AGIR EM COMPAIXÃO (2/2)


Autoridade dos que sofrem


“Porque tive fome deste-me de comer,
tive sede e deste-me de beber,
era peregrino e recolheste-me,
estava nu e deste-me que vestir,
adoeci e visitaste-me,
estive na prisão e foste ter comigo.”
(Mt 25,35-36)


No relato do juízo final ou juízo definitivo (Mt 25,31-46), constatamos que o que vai decidir o “destino” não e a religião vivida por cada um, nem tão pouco a fé, mas o que vai decidir será a prática solidária da compaixão por quem sofre, a obediência à autoridade dos que sofrem.
Jesus coloca esta autoridade como centralidade da mensagem profética a toda a humanidade. O apelo divino não para de nos interpelar, refletido no desejo profundo diante Palavra de Deus. Uma Palavra que me faz atrair para Aquele que é a verdade (Cf Jo 14,6), é neste sentido que este “eros”  se purifica em Deus, numa vida sempre levada no estabelecer diálogo com toda a comunidade.

A soteriologia, é insistentemente passada dando a “crer” que tudo assenta na imagem final que o sacrifício é redentor, olhando para cruz parte-se para a dor como redenção. A partir desta deturpação, entramos na viagem (de alucinação) da análise psicológica de Deus em que Ele é moldado ao nosso interesse, tanto para bem como para mal.

O sentido comunitário é uma noção fundamental e que não podemos de deixar de investir, o Cristianismo não pode ser feito para se viver sozinho, a sua manifestação aponta para a plenitude da comunidade vocacionados, todos com todos, exercitando a sua liberdade e singularidade no caminho em direção d´Aquele que É (cf. Ex 3,14).
Tem-se observado  cada vez mais a busca, por parte das pessoas, de um sentido mais espiritual para as suas vidas, aliás basta entrarmos nas livrarias para notarmos a imensa quantidade de livros de “auto-ajuda”. Sem me insurgir contra esta literatura (aliás quem sou eu para tal...?!), contato no entanto que muitos vivem a relação “transcendente” de uma perspectiva centrada apenas m si, levando-os a um “pseudo-gnosticismo” que mais não é do que o alimento constante da tendência egocêntrica atual.

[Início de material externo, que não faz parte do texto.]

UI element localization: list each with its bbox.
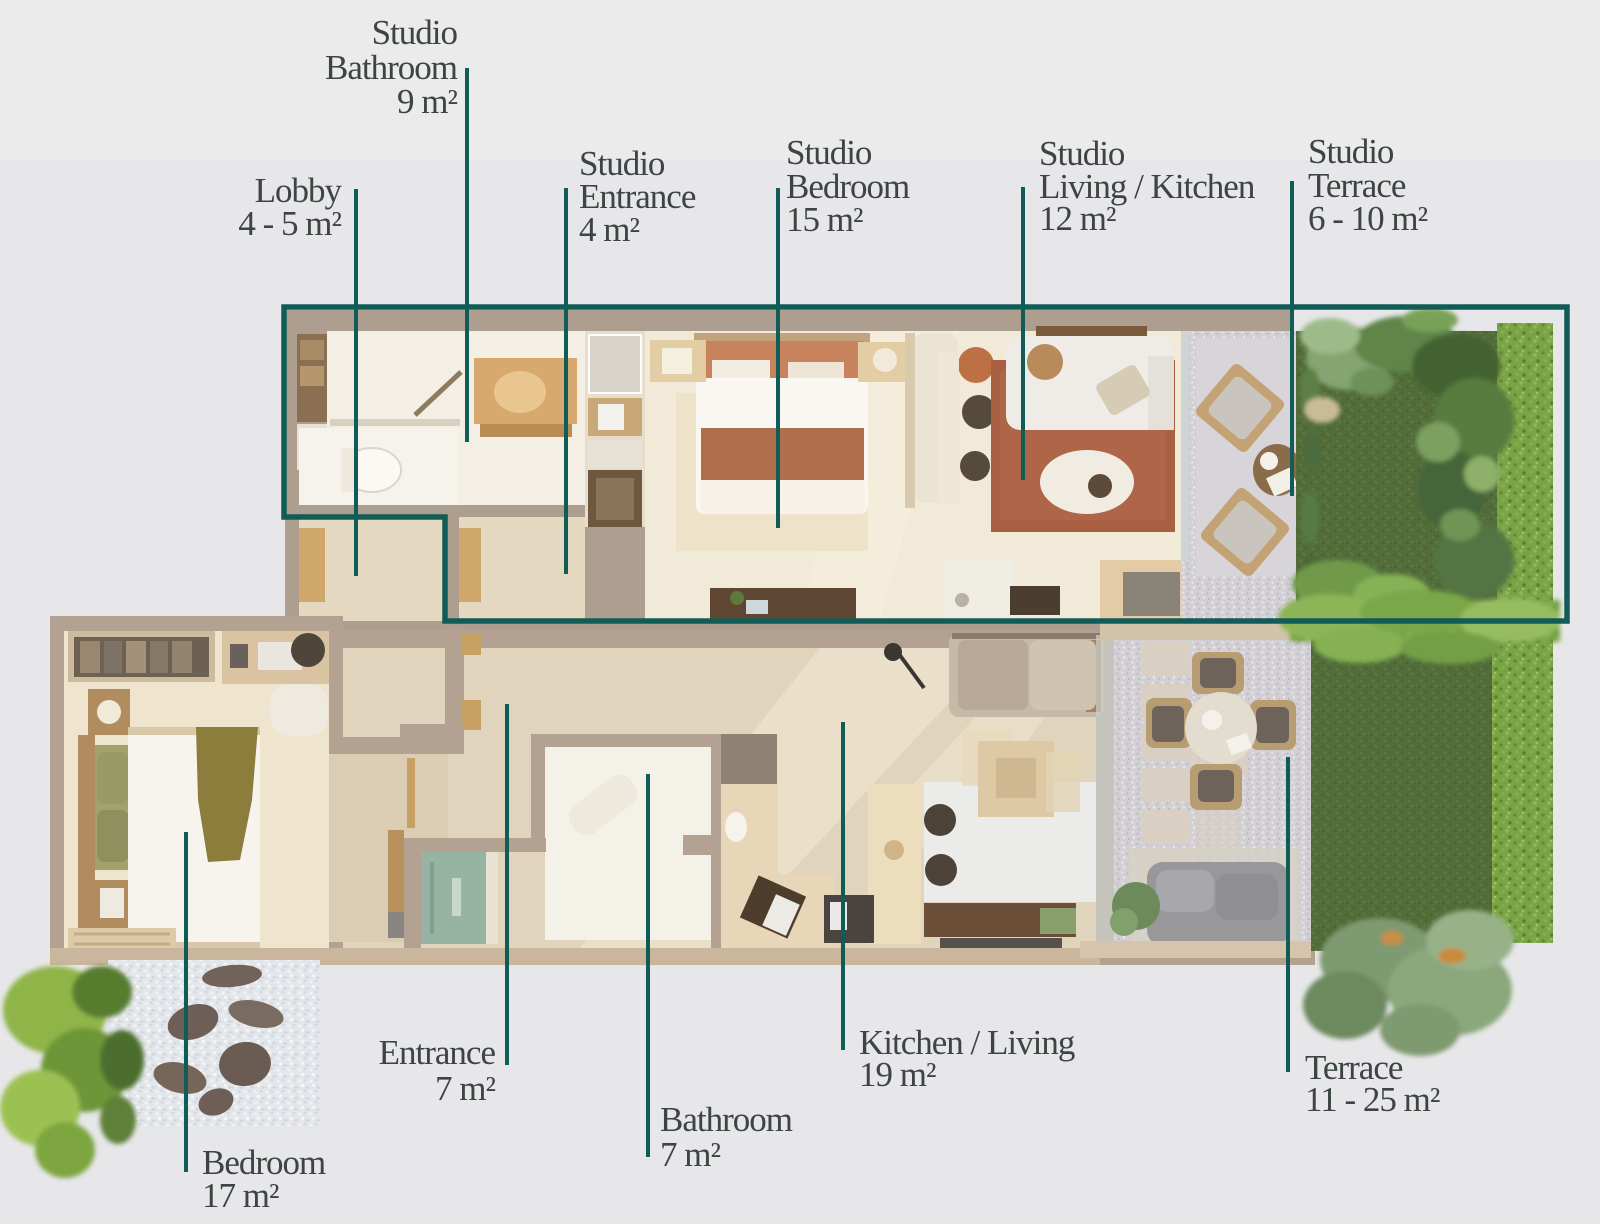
svg-text:17 m²: 17 m² (202, 1176, 279, 1215)
svg-text:11 - 25 m²: 11 - 25 m² (1305, 1080, 1440, 1119)
svg-text:15 m²: 15 m² (786, 200, 863, 239)
svg-text:7 m²: 7 m² (435, 1069, 495, 1108)
svg-text:6 - 10 m²: 6 - 10 m² (1308, 199, 1428, 238)
svg-text:Studio: Studio (372, 13, 458, 52)
svg-text:9 m²: 9 m² (397, 82, 457, 121)
svg-text:Entrance: Entrance (379, 1033, 496, 1072)
svg-text:7 m²: 7 m² (660, 1135, 720, 1174)
svg-text:12 m²: 12 m² (1039, 199, 1116, 238)
svg-text:19 m²: 19 m² (859, 1055, 936, 1094)
svg-text:Bathroom: Bathroom (660, 1100, 793, 1139)
svg-text:4 - 5 m²: 4 - 5 m² (238, 204, 341, 243)
svg-text:4 m²: 4 m² (579, 210, 639, 249)
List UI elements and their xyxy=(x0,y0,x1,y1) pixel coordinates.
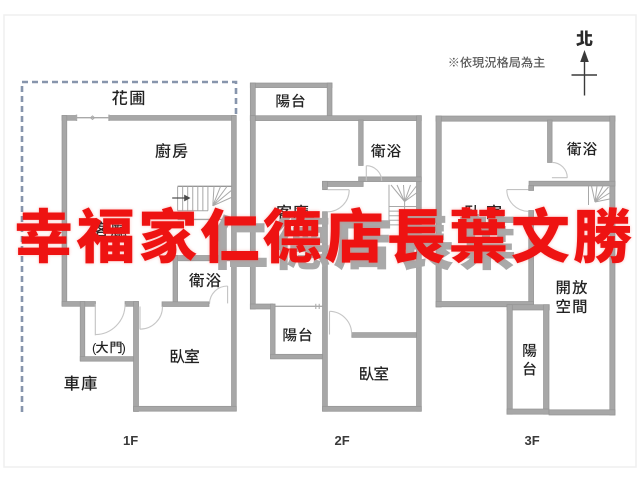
svg-text:): ) xyxy=(122,341,126,356)
svg-text:(: ( xyxy=(92,341,97,356)
svg-text:1F: 1F xyxy=(123,433,138,448)
svg-text:3F: 3F xyxy=(525,433,540,448)
svg-text:2F: 2F xyxy=(335,433,350,448)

“A vontade de Deus para mim é o que eu desejo quanto me liberto do egoísmo, encaminhando-me para o Amor Maior”
(Cardeal Newman)




A realidade difícil dos que injustamente sofrem é a centralidade prévia a toda a ação humana, esta é a principal exigência que nos é colocada de uma forma inequívoca por Jesus, aqui não há margens para discursos, venham donde venham, que coloquem esta exigência em causa. Seria bom que aqueles que comandam o mundo a tivessem como a inalterável prioridade das suas agendas.
Muitos poderão colocar esta autoridade como uma fantasia, já que assenta naqueles que são os mais fracos, então como teriam autoridade?! No entanto, a nossa cegueira tem nos colocado cada vez mais restritos a uma visão estreita, vemos apenas o que nos dizem para ver, estamos anestesiados pelos “poderosos” do mundo que nos fazem acreditar que os fins justificam mesmo os meios... através de uma profunda ausência de ética, e a busca do bem comum, fica para os ditos “utópicos”.
É mesmo necessário que a ética se enquadre e haja onde e como deve, a ausência da noção de “Autoridade dos que Sofrem” faz com que nos encaminhemos para a construção de um mundo que justifica o absurdo, em que chega a tolerar o inumano!

No universo religioso, o não reconhecimento desta autoridade faz com que entremos na própria contradição do sagrado, a riqueza de Deus ao assentar na vida, não o faz apenas enquanto noção da existência sem mais, mas sim enquanto lugar de dignidade, justiça, compreensão, compaixão, solidariedade e paz. Também a “praxis” política ao não colocar esta noção como autoridade a ser obedecida, entra num profundo e escuro caminho de risco. Fatalmente irá, mais cedo ou mais tarde, ficar com as mãos manchadas de sangue perante a consequência que a obrigará a silenciar perante crimes e percas de vidas, na omissão está retido o pior do ser humano, somos na vida bem mais cobardes do que aquilo que dizemos... basta pararmos, e no silêncio da reflexão olharmos sem mentira ou mascaras para o nosso percurso de vida.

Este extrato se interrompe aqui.